Likewise, it's hard for even a top pro to fall in love with a course he has trouble scoring on. Look at Lee Trevino. He always had issues with Augusta National, and he was one of the best players of all time. So, generally speaking, players look at courses through glasses of whatever tint matches their ability to perform.
Then again, many tour pros don't care where we play. Give us smooth greens and prize money, and we'll like any course. In fact, I'd estimate that almost half the tour membership wonders what other guys are talking about when they criticize--or praise--a particular course. They don't know what the fuss is about.
Most of the course commentary I hear is negative. Speaking to the media, players are capable of subtlety in their criticism or praise, but in the locker room any analysis is invariably brutal. The fairways are too narrow. The rough is too long. The bunkers are too deep. The sand is too soft. The par 3s are too long. Rarely do I hear players say a course is too easy.
A lot of pros play for a basic reason: They like smashing a ball farther or straighter than the next guy. Many of them never get past that, which is part of why they become great golfers. They work on how to be better than everyone else, and the course is merely where that happens. It's part of their equipment, like a club or a ball. But the course's design doesn't interest them.
When I get to a really bad course, I invariably revert to that same primal instinct. I focus on nothing other than scoring. I divorce myself from the surroundings. In contrast, when I'm engaged by where I am, I enjoy the experience more.
As for the PGA Tour, the older courses tend to be the best. They just are. Unfortunately, most events are played on courses built between 1960 and 1995. I'm not sure history will be too kind to that era. The courses that came out well in Golf World's survey--Riviera, Aronimink, Colonial, Pebble Beach and Augusta National--are at least middle-aged.
Not too much of the survey came as a surprise to me. It's not that I necessarily know what is great and what is not, but I know which courses the players talk about the most. For example, no one gets to the WGC-Accenture Match Play Championship and says, "what a joke Riviera was last week." Everyone loves it. But the week after other events you hear plenty of, "What a joke that course is. I'm never going back."
The quality of the courses is so much more important than the powers-that-be seem to think. If we took every tour event to a truly great course, the play would be more attractive to watch and the product would be better. And, in time, golf would be a bigger sport than it is now. If you're talking branding or product or entertainment value, the golf course is so underestimated.

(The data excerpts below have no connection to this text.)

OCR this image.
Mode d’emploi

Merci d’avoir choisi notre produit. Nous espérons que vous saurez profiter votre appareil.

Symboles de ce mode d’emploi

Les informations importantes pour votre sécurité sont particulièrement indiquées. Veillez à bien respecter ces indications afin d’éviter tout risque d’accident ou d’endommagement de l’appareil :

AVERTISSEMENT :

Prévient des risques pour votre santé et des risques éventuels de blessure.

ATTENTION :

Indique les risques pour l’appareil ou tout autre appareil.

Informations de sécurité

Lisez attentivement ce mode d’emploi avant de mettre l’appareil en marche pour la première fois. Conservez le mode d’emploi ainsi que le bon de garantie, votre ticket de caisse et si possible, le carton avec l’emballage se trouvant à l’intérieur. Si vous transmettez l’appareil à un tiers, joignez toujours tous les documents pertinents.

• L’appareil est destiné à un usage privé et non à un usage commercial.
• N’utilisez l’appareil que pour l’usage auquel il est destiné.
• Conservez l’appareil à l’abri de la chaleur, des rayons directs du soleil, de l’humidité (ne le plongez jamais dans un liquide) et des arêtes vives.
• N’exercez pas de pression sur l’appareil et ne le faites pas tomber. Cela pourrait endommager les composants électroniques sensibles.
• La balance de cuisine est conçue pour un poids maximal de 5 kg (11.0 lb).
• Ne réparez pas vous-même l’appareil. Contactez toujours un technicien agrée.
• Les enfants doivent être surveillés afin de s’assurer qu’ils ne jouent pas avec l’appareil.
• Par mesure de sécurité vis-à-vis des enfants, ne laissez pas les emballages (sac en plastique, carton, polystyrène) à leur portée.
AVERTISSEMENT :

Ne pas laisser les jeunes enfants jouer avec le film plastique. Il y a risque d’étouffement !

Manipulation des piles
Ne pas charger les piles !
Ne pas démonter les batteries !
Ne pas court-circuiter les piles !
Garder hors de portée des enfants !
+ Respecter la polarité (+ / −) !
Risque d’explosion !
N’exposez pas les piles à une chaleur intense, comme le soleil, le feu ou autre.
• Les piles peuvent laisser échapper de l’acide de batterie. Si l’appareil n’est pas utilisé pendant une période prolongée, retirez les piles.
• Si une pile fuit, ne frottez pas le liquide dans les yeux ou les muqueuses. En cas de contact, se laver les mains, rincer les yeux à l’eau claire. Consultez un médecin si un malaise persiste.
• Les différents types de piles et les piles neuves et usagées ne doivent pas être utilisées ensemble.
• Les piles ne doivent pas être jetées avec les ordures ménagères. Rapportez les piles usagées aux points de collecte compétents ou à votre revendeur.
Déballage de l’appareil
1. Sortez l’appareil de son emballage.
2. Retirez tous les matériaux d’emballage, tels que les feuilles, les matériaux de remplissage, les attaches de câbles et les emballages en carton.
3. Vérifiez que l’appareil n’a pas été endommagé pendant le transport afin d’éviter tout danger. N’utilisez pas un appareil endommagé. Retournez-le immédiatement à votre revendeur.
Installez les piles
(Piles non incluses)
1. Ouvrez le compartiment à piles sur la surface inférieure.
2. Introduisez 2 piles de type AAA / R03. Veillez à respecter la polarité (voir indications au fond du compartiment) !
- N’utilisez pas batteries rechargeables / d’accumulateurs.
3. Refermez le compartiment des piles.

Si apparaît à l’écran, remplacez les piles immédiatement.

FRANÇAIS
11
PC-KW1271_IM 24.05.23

I'm not sure there are many people in powerful positions who fully appreciate how much more interesting golf is when it is played on a great course--or how much better their leader boards would be. If the tour went to St. Andrews, Augusta National, Cypress Point, Royal Melbourne, Shinnecock Hills, Chicago GC and Merion every week, the finishing order would closely resemble the World Ranking. But if you go to courses that take away the advantages enjoyed by the truly great players--superior shot-making, imagination, strategy, flair--and bring them back to the pack, you get dodgy winners, odd results and strange leader boards.
The weird thing is we have a high-profile tournament that clearly illustrates my point. It is the perfect model. Think about it: Almost every year the Masters identifies the very best players and is, in the process, the most entertaining event. If you polled every golfer in the world, most would say it's their favorite event to watch on television.
There's no good reason why the PGA Tour can't be like that every week. All we have to do is play on better courses.